“…and it’s California, where everything is powerfully strange. Everyone wants it to be home. Everyone left where he or she was from with dreams of transformation. Everyone runs away to California once, or at least all the lonely, hungry people do.” “Madness: A Bipolar Life” by Marya Hornbacher
California, I can’t say it is where all my problems started, but it is where I started to experience the most prominent and life changing events of my existence. My move to California was preceded by my two best friends moving out there. One, with his growing family, to San Diego followed by the other and her new(ish) husband to the L.A. area. Before those two moves, California never occurred to me. But I visited him in San Diego and drove out to L.A. with her and I guess it was just a matter of time before I was on my way West.
Now, it’s not as though I wasn’t leaving anything behind. I had lived Virginia Beach for seven years, my parent’s were in Southeastern North Carolina and my sister and her family were in the Washington D.C. area. On the other hand, Northern California from Sacramento, to Petaluma, Elk Grove and well all over Northern California was packed with relatives. Let’s see, two grandmothers, aunts, uncles, cousins, second cousins, a third cousin twice removed or, I don’t know, just a load of relatives that I never spent a whole lot of time with. There was that opportunity as well.
So, my friend talked to some people he knew, and then I talked to those people and after a bit of time I was on my way to San Diego.
Virginia Beach is a Navy town. Everything is geared towards the Navy. There is a Naval Air Station there.
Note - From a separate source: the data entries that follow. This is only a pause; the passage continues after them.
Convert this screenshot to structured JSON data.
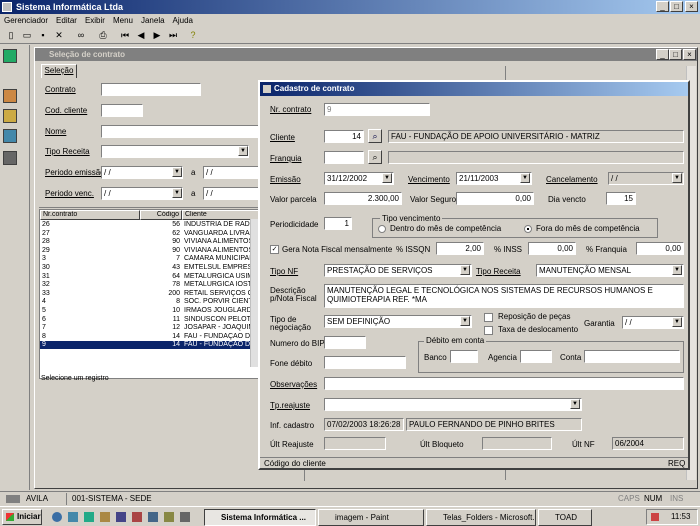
{
  "app": {
    "title": "Sistema Informática Ltda"
  },
  "menu": [
    "Gerenciador",
    "Editar",
    "Exibir",
    "Menu",
    "Janela",
    "Ajuda"
  ],
  "sel": {
    "title": "Seleção de contrato",
    "tab": "Seleção",
    "contrato": "Contrato",
    "cod_cliente": "Cod. cliente",
    "nome": "Nome",
    "tipo_receita": "Tipo Receita",
    "periodo_emissao": "Periodo emissão",
    "periodo_venc": "Periodo venc.",
    "a": "a",
    "date_ph": "/  /",
    "col1": "Nr.contrato",
    "col2": "Código",
    "col3": "Cliente",
    "status": "Selecione um registro",
    "rows": [
      [
        "26",
        "56",
        "INDUSTRIA DE RADIA"
      ],
      [
        "27",
        "62",
        "VANGUARDA LIVRAR"
      ],
      [
        "28",
        "90",
        "VIVIANA ALIMENTOS"
      ],
      [
        "29",
        "90",
        "VIVIANA ALIMENTOS"
      ],
      [
        "3",
        "7",
        "CAMARA MUNICIPAL"
      ],
      [
        "30",
        "43",
        "EMTELSUL EMPRESA"
      ],
      [
        "31",
        "64",
        "METALURGICA USIME"
      ],
      [
        "32",
        "78",
        "METALURGICA IOST I"
      ],
      [
        "33",
        "200",
        "RETAIL SERVIÇOS CO"
      ],
      [
        "4",
        "8",
        "SOC. PORVIR CIENTÍ"
      ],
      [
        "5",
        "10",
        "IRMÃOS JOUGLARD L"
      ],
      [
        "6",
        "11",
        "SINDUSCON PELOTA"
      ],
      [
        "7",
        "12",
        "JOSAPAR - JOAQUIM"
      ],
      [
        "8",
        "14",
        "FAU - FUNDAÇÃO DE"
      ],
      [
        "9",
        "14",
        "FAU - FUNDAÇÃO DE"
      ]
    ]
  },
  "cad": {
    "title": "Cadastro de contrato",
    "nr_contrato_lbl": "Nr. contrato",
    "nr_contrato": "9",
    "cliente_lbl": "Cliente",
    "cliente_cod": "14",
    "cliente_nome": "FAU - FUNDAÇÃO DE APOIO UNIVERSITÁRIO - MATRIZ",
    "franquia_lbl": "Franquia",
    "emissao_lbl": "Emissão",
    "emissao": "31/12/2002",
    "vencimento_lbl": "Vencimento",
    "vencimento": "21/11/2003",
    "cancelamento_lbl": "Cancelamento",
    "cancelamento": "/  /",
    "valor_parcela_lbl": "Valor parcela",
    "valor_parcela": "2.300,00",
    "valor_seguro_lbl": "Valor Seguro",
    "valor_seguro": "0,00",
    "dia_vencto_lbl": "Dia vencto",
    "dia_vencto": "15",
    "periodicidade_lbl": "Periodicidade",
    "periodicidade": "1",
    "tipo_venc_lbl": "Tipo vencimento",
    "tv1": "Dentro do mês de competência",
    "tv2": "Fora do mês de competência",
    "gera_nf": "Gera Nota Fiscal mensalmente",
    "issqn_lbl": "% ISSQN",
    "issqn": "2,00",
    "inss_lbl": "% INSS",
    "inss": "0,00",
    "franq_lbl": "% Franquia",
    "franq": "0,00",
    "tipo_nf_lbl": "Tipo NF",
    "tipo_nf": "PRESTAÇÃO DE SERVIÇOS",
    "tipo_receita_lbl": "Tipo Receita",
    "tipo_receita": "MANUTENÇÃO MENSAL",
    "descricao_lbl1": "Descrição",
    "descricao_lbl2": "p/Nota Fiscal",
    "descricao1": "MANUTENÇÃO LEGAL E TECNOLÓGICA NOS SISTEMAS DE RECURSOS HUMANOS E",
    "descricao2": "QUIMIOTERAPIA REF. *MA",
    "tipo_neg_lbl1": "Tipo de",
    "tipo_neg_lbl2": "negociação",
    "tipo_neg": "SEM DEFINIÇÃO",
    "repos": "Reposição de peças",
    "taxa": "Taxa de deslocamento",
    "garantia_lbl": "Garantia",
    "garantia": "/  /",
    "bip_lbl": "Numero do BIP",
    "fone_lbl": "Fone débito",
    "debito_lbl": "Débito em conta",
    "banco_lbl": "Banco",
    "agencia_lbl": "Agencia",
    "conta_lbl": "Conta",
    "obs_lbl": "Observações",
    "reajuste_lbl": "Tp.reajuste",
    "inf_lbl": "Inf. cadastro",
    "inf_data": "07/02/2003 18:26:28",
    "inf_user": "PAULO FERNANDO DE PINHO BRITES",
    "ult_reajuste_lbl": "Últ Reajuste",
    "ult_bloqueto_lbl": "Últ Bloqueto",
    "ult_nf_lbl": "Últ NF",
    "ult_nf": "06/2004",
    "status": "Código do cliente",
    "req": "REQ"
  },
  "statusbar": {
    "user": "AVILA",
    "system": "001-SISTEMA - SEDE",
    "caps": "CAPS",
    "num": "NUM",
    "ins": "INS"
  },
  "taskbar": {
    "start": "Iniciar",
    "t1": "Sistema Informática ...",
    "t2": "imagem - Paint",
    "t3": "Telas_Folders - Microsoft...",
    "t4": "TOAD",
    "clock": "11:53"
  }
}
Jets fly directly over the beach, and houses and the mall. Right next door is Norfolk, a Naval Base, the across the river is Newport News and Hampton, where Navy ships are built. To me it was a big place with a small town feel.
San Diego, on the other hand, is a Navy City. There is so much more going on there than Navy or Marine Corps. San Diego is where “Top Gun” was set. The Naval Air Station is now a Marine Corps Air Station. I think the biggest shock for me was how big it was. There were so many freeways, 8, 5, 805, 15, 163. So many things to do. Sea World, The San Diego Zoo, Mission Beach, Pacific Beach, I could go on and on. That was just San Diego. The other friend I mentioned had moved to the L.A. area. You can just imagine how overwhelming could get.
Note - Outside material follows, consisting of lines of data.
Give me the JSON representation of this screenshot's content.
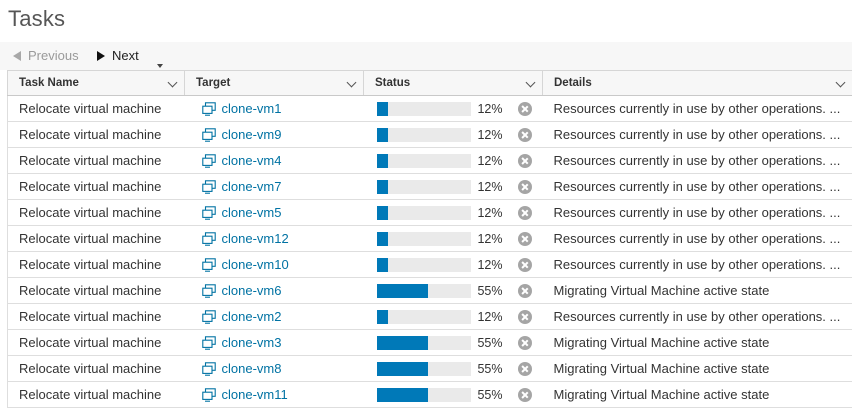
{
  "page": {
    "title": "Tasks"
  },
  "pager": {
    "previous_label": "Previous",
    "next_label": "Next"
  },
  "columns": {
    "task_name": "Task Name",
    "target": "Target",
    "status": "Status",
    "details": "Details"
  },
  "colors": {
    "link": "#0072a3",
    "progress": "#0079b8",
    "progress_track": "#eaeaea"
  },
  "rows": [
    {
      "task": "Relocate virtual machine",
      "target": "clone-vm1",
      "progress": 12,
      "percent": "12%",
      "details": "Resources currently in use by other operations. ..."
    },
    {
      "task": "Relocate virtual machine",
      "target": "clone-vm9",
      "progress": 12,
      "percent": "12%",
      "details": "Resources currently in use by other operations. ..."
    },
    {
      "task": "Relocate virtual machine",
      "target": "clone-vm4",
      "progress": 12,
      "percent": "12%",
      "details": "Resources currently in use by other operations. ..."
    },
    {
      "task": "Relocate virtual machine",
      "target": "clone-vm7",
      "progress": 12,
      "percent": "12%",
      "details": "Resources currently in use by other operations. ..."
    },
    {
      "task": "Relocate virtual machine",
      "target": "clone-vm5",
      "progress": 12,
      "percent": "12%",
      "details": "Resources currently in use by other operations. ..."
    },
    {
      "task": "Relocate virtual machine",
      "target": "clone-vm12",
      "progress": 12,
      "percent": "12%",
      "details": "Resources currently in use by other operations. ..."
    },
    {
      "task": "Relocate virtual machine",
      "target": "clone-vm10",
      "progress": 12,
      "percent": "12%",
      "details": "Resources currently in use by other operations. ..."
    },
    {
      "task": "Relocate virtual machine",
      "target": "clone-vm6",
      "progress": 55,
      "percent": "55%",
      "details": "Migrating Virtual Machine active state"
    },
    {
      "task": "Relocate virtual machine",
      "target": "clone-vm2",
      "progress": 12,
      "percent": "12%",
      "details": "Resources currently in use by other operations. ..."
    },
    {
      "task": "Relocate virtual machine",
      "target": "clone-vm3",
      "progress": 55,
      "percent": "55%",
      "details": "Migrating Virtual Machine active state"
    },
    {
      "task": "Relocate virtual machine",
      "target": "clone-vm8",
      "progress": 55,
      "percent": "55%",
      "details": "Migrating Virtual Machine active state"
    },
    {
      "task": "Relocate virtual machine",
      "target": "clone-vm11",
      "progress": 55,
      "percent": "55%",
      "details": "Migrating Virtual Machine active state"
    }
  ]
}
I was a bit overwhelmed and to add to that I had a brand new job I had to excel at. (I don’t think I knew any other way to work) Not to mention, I was looking for a way to transform my life. I was hoping I would find something in California that would be different, better, something else. I was looking to escape some of the horrors Virginia Beach held for me. My friend J, overcome by breast cancer, my own bout with cancer, starting to deal with depression. It was time for me to leave.
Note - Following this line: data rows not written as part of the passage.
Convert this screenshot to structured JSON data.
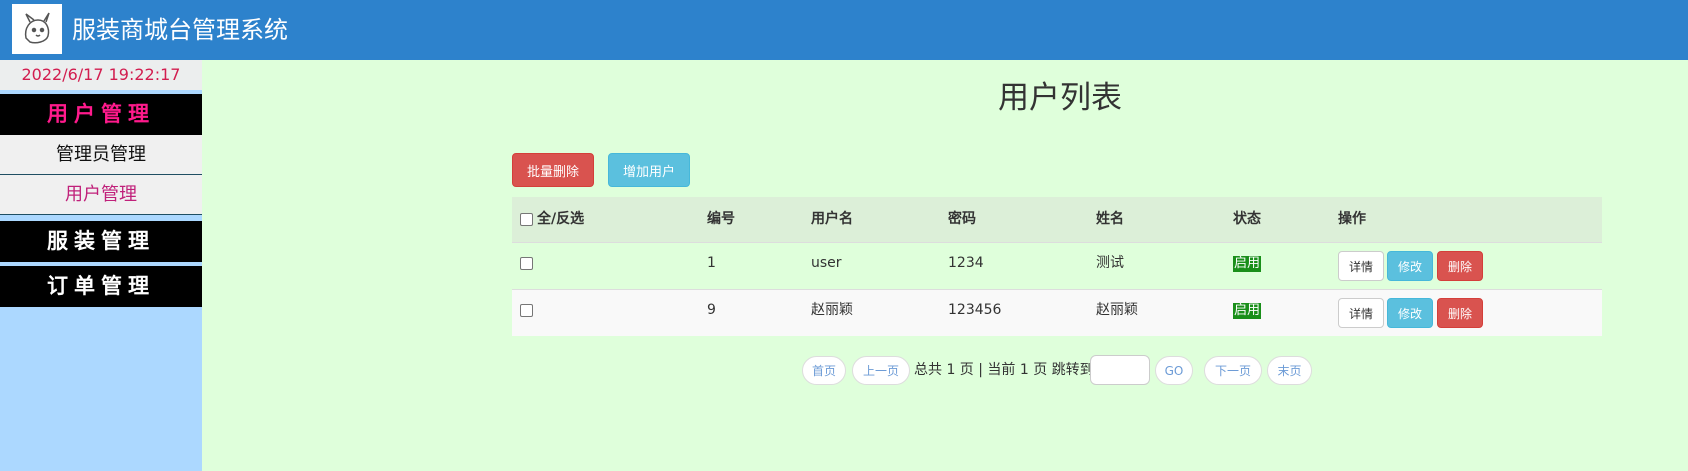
{
  "header": {
    "title": "服装商城台管理系统"
  },
  "sidebar": {
    "clock": "2022/6/17 19:22:17",
    "sections": [
      {
        "label": "用户管理",
        "items": [
          "管理员管理",
          "用户管理"
        ]
      },
      {
        "label": "服装管理"
      },
      {
        "label": "订单管理"
      }
    ]
  },
  "main": {
    "title": "用户列表",
    "actions": {
      "batch_delete": "批量删除",
      "add_user": "增加用户"
    },
    "table": {
      "columns": [
        "全/反选",
        "编号",
        "用户名",
        "密码",
        "姓名",
        "状态",
        "操作"
      ],
      "rows": [
        {
          "id": "1",
          "username": "user",
          "password": "1234",
          "name": "测试",
          "status": "启用"
        },
        {
          "id": "9",
          "username": "赵丽颖",
          "password": "123456",
          "name": "赵丽颖",
          "status": "启用"
        }
      ],
      "row_actions": {
        "detail": "详情",
        "edit": "修改",
        "delete": "删除"
      }
    },
    "pagination": {
      "first": "首页",
      "prev": "上一页",
      "summary": "总共 1 页 | 当前 1 页 跳转到",
      "jump_value": "",
      "go": "GO",
      "next": "下一页",
      "last": "末页"
    }
  },
  "colors": {
    "header_bg": "#2d82cc",
    "sidebar_bg": "#acd8ff",
    "content_bg": "#dfffdb",
    "clock_text": "#d21d4f",
    "active_menu_text": "#ff1a8c",
    "danger": "#d9534f",
    "info": "#5bc0de",
    "status_badge": "#1a8f1a"
  }
}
After moving and finding a place to live (I stayed with my friend and his family for a few months) things started to settle down. Work was good and not too hard, I started exploring the city some. I was getting to know the people I worked with. We were going out to bars and restaurants, pretty much having a good time, I didn’t drink so I was commonly the designated driver. At the time, I had a blue Ford Expedition and everyone loved to pile in.
A few years later, my friend and his family have moved away, my relationship with my friend in L.A. has soured. I was spending too much time at work and with the people from work. The next couple of years are a blur to me. When I concentrate hard on what went on in those two years all I get is working way too many hours at the office and at home. I see going out a lot, in spite of all the work, and I see my mentor and now friend being diagnosed with cancer. The cancer diagnosis is very clear in my mind, the rest is just a flurry of activity which ends with me in the hospital having just come through a psychotic episode.
Some days I have clear memories of sunny skies, a light breeze and a feeling of well-being.
Others are roller-coasters of faces and noise that are completely terrifying. Those days I feel like California, at least San Diego, chewed me up and spit me out.